Elisabeth Eppinger, Mother Alfons Maria as the order calls her, founded the women’s community in Bad Niederbronn in the Alsace in 1849. The nuns cared mainly for the poor, the sick and the disadvantaged right from the beginning. They have worked in Esthal for exactly 100 years—they had already run a small nuns’ station here from 1922 and were involved in outpatient nursing, in the children’s day care centres and in the sewing school before the decision was taken to establish a convent in 1950 and open it in 1959. Some 235 nuns used to live here. Many of them spent their twilight years in Esthal. The order’s own cemetery bears witness to this.

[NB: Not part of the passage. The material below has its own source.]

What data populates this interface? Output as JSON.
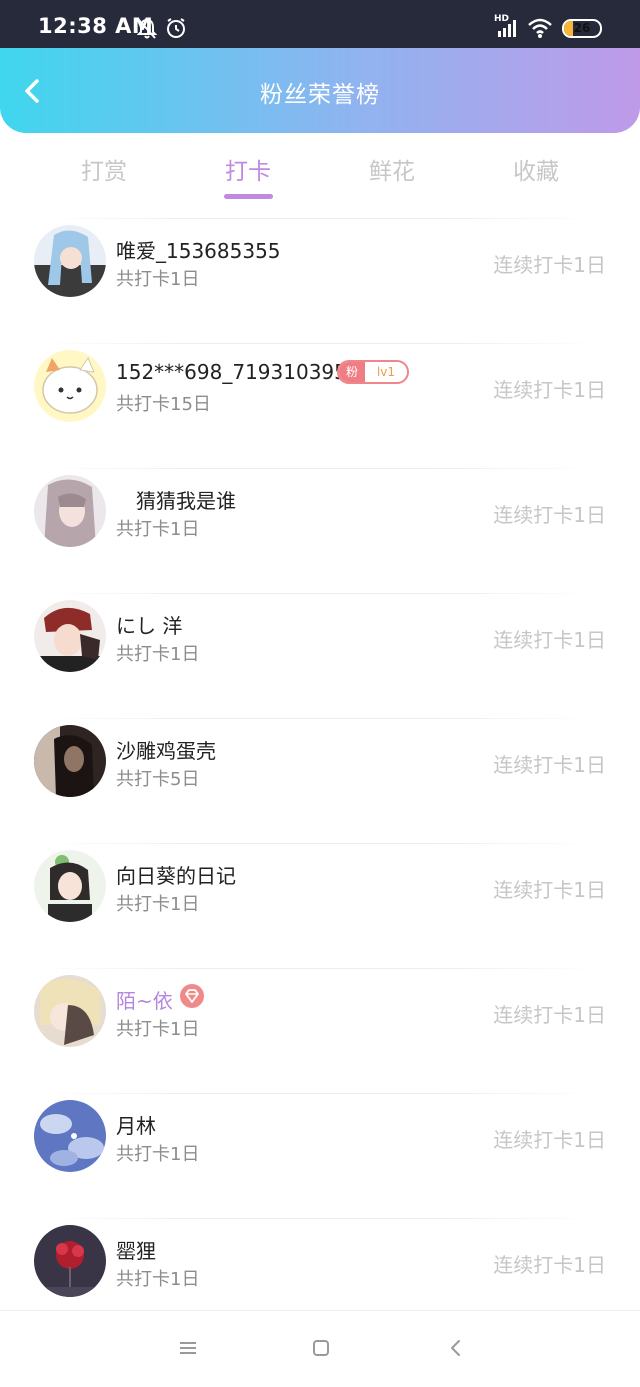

“The locals of Esthal are closely connected to the convent,” Jaroslaw explains. Then he goes on to show us the café, where they serve coffee and cake, but also eggs from the convent garden. “The chickens were one of my first purchases.” Jaroslaw talks about getting the vegetable garden going again one day and about possibly buying horses. But then he pauses and shakes his head, because for the time being the priority is to get the guest centre, which was running well before the coronavirus pandemic began, up and running again despite the enormous energy prices.
The convent manager was born in Paszkуw in the Polish province of Opole in 1972. He was also ordained a priest there in 1997. Before coming to Esthal, Jaroslaw studied canon law and secular law and earned two doctorates. He worked in the diocese of Rieti as a parish priest, dean, curial official and vicar general. He is a lecturer at the Pontifical University of Saint Thomas Aquinas in Rome and at the University of Warsaw. In Esthal he works as a manager, designer of ideas, administrator, receptionist, contact person and priest: “The convent should also remain a place of prayer,” Jaroslaw believes. He plans to celebrate devotions in Esthal. His goal is to both continue the legacy of the nuns and gradually develop the institution. “The great remoteness of the place offers a way of looking at things,” he says and goes on to explain that from a bird’s eye view, you see not only the seemingly endless Palatinate Forest, but also note that Frankfurt, Heidelberg and Strasbourg are not far away. “Esthal is situated at the heart of Europe.” One day, conversations, seminars and events on Christian and European values could be held within these convent walls. In any case, the priest has already contributed to social cohesion by taking in a family of ten from Ukraine. They help keep the business running, and they have found a home in the peace and quiet of the convent.